Hüseyin Zekai Paşa'nın yaşadığı 19. yüzyıl ortalarından 20. yüzyıl başında 1914 Kuşağı (Çallı Kuşağı) dönemine dek sanat alanındaki gelişmeler yukarıdaki gibi özetlenebilir. Görüldüğü gibi, 1850 sonrasında, imparatorluğun tek sanat merkezi durumundaki İstanbul'da, sanatla ilgilenen farklı kesimlerin ve mesenlerin, sanatçı atölyelerinin varlığı, basının ve eğitim kurumlarının rolü, askeri ve sivil okullardaki sanat eğitimi, sanatçıların yurtdışında almış oldukları sanat eğitimi, sanatçıların kişisel eğilimleri, Pera'da yerleşmiş Levantenler'in, Türkiye'ye gelen ve burada çalışan yabancı sanatçıların katkısı ile oluşan sanat çevresinde oldukça karmaşık bir alt yapı, Germaner'in deyişiyle "bir kaos" izlenmektedir. Yukarıda da değinildiği gibi, bu dönemde Avrupa'da eğitim gören sanatçıların yapıtlarında, aldıkları akademik eğitimin de etkisiyle figür ön plana çıkmaktadır. Gerek Paris'te Jean Leon Gérôme atölyesinde eğitim gören Osman Hamdi Bey, gerek Gérôme ile Courtois atölyelerinde çalışan Halil Paşa portrelere ve figürlü kompozisyonlara yer verirken; Alexandre Cabanel atölyesinde çalışan Süleyman Seyyid Bey ve Gustave Boulanger ile Gérôme atölyelerinde eğitim gören Şeker Ahmet Paşa, figürü ikinci plana itmeyi ve daha ziyade manzaralar ve natürmortlar ortaya koymuştur.

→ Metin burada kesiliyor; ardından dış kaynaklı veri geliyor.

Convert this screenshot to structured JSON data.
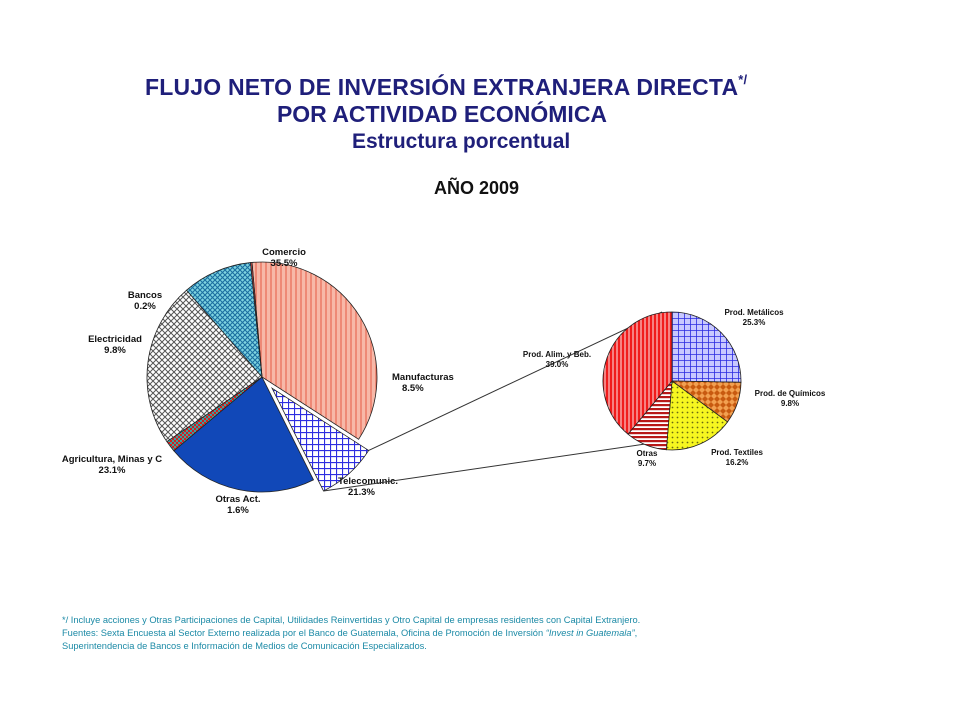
{
  "title": {
    "line1": "FLUJO NETO DE INVERSIÓN EXTRANJERA DIRECTA",
    "line1_sup": "*/",
    "line2": "POR ACTIVIDAD ECONÓMICA",
    "subtitle": "Estructura porcentual",
    "year": "AÑO 2009"
  },
  "chart_data": [
    {
      "type": "pie",
      "title": "AÑO 2009",
      "series": [
        {
          "label": "Comercio",
          "value": 35.5,
          "value_label": "35.5%",
          "color": "#f4a290",
          "pattern": "vertical-lines"
        },
        {
          "label": "Manufacturas",
          "value": 8.5,
          "value_label": "8.5%",
          "color": "#2d2de0",
          "pattern": "grid",
          "exploded": true
        },
        {
          "label": "Telecomunic.",
          "value": 21.3,
          "value_label": "21.3%",
          "color": "#1148b8",
          "pattern": "solid"
        },
        {
          "label": "Otras Act.",
          "value": 1.6,
          "value_label": "1.6%",
          "color": "#d02020",
          "pattern": "checker"
        },
        {
          "label": "Agricultura, Minas y C",
          "value": 23.1,
          "value_label": "23.1%",
          "color": "#b8b8b8",
          "pattern": "crosshatch"
        },
        {
          "label": "Electricidad",
          "value": 9.8,
          "value_label": "9.8%",
          "color": "#2aa5c0",
          "pattern": "dense-grid"
        },
        {
          "label": "Bancos",
          "value": 0.2,
          "value_label": "0.2%",
          "color": "#e84848",
          "pattern": "solid"
        }
      ]
    },
    {
      "type": "pie",
      "title": "Manufacturas",
      "series": [
        {
          "label": "Prod. Metálicos",
          "value": 25.3,
          "value_label": "25.3%",
          "color": "#3a3ae6",
          "pattern": "grid"
        },
        {
          "label": "Prod. de Químicos",
          "value": 9.8,
          "value_label": "9.8%",
          "color": "#e07018",
          "pattern": "diamonds"
        },
        {
          "label": "Prod. Textiles",
          "value": 16.2,
          "value_label": "16.2%",
          "color": "#f2f21c",
          "pattern": "dots"
        },
        {
          "label": "Otras",
          "value": 9.7,
          "value_label": "9.7%",
          "color": "#b81818",
          "pattern": "horizontal-lines"
        },
        {
          "label": "Prod. Alim. y Beb.",
          "value": 39.0,
          "value_label": "39.0%",
          "color": "#f01c1c",
          "pattern": "vertical-lines"
        }
      ]
    }
  ],
  "notes": {
    "line1": "*/ Incluye acciones y Otras Participaciones de Capital, Utilidades Reinvertidas y Otro Capital de empresas residentes con Capital Extranjero.",
    "line2_prefix": "Fuentes: Sexta Encuesta al Sector Externo realizada por el Banco de Guatemala, Oficina de Promoción de Inversión ",
    "line2_italic": "“Invest in Guatemala”",
    "line2_suffix": ",",
    "line3": "Superintendencia de Bancos e Información de Medios de Comunicación Especializados."
  }
}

Harbiye mezunu Hüseyin Zekai Paşa, Avrupa'da eğitim görmemiş olmasına karşın manzaraları ve natürmortları ile kendine özgü bir üslup yaratmıştır. 1914 yılında yazmış olduğu Mübeccel Hazineler ve 1919 tarihli Bedâyi-i Asâr-ı Osmaniye adlı kitapları ile sanat tarihi yazıcılığına katkıda bulunan Hüseyin Zekai Paşa, koleksiyonerliği ile de öncü olmuş bir isimdir. 19. yüzyılda Türk Primitifleri olarak bilinen ilk ressamların, figürsüz, sakin, değişmez ve saf bir dünyayı resimlemeleri gibi, Osmanlı resminin minyatürden gerçekçiliğe geçişini temsil eden bir tarzda manzaralar ortaya koyan ancak fotoğrafı yorumlamada daha "ressamca" bir tutum sergileyen Hüseyin Zekai Paşa, geç dönem çalışmalarında açık havada çalışılmış izlenimini veren, belki 1914 Kuşağı'nın Paris'ten dönmesiyle onlardan etkilenen bir biçim dili geliştirmiştir.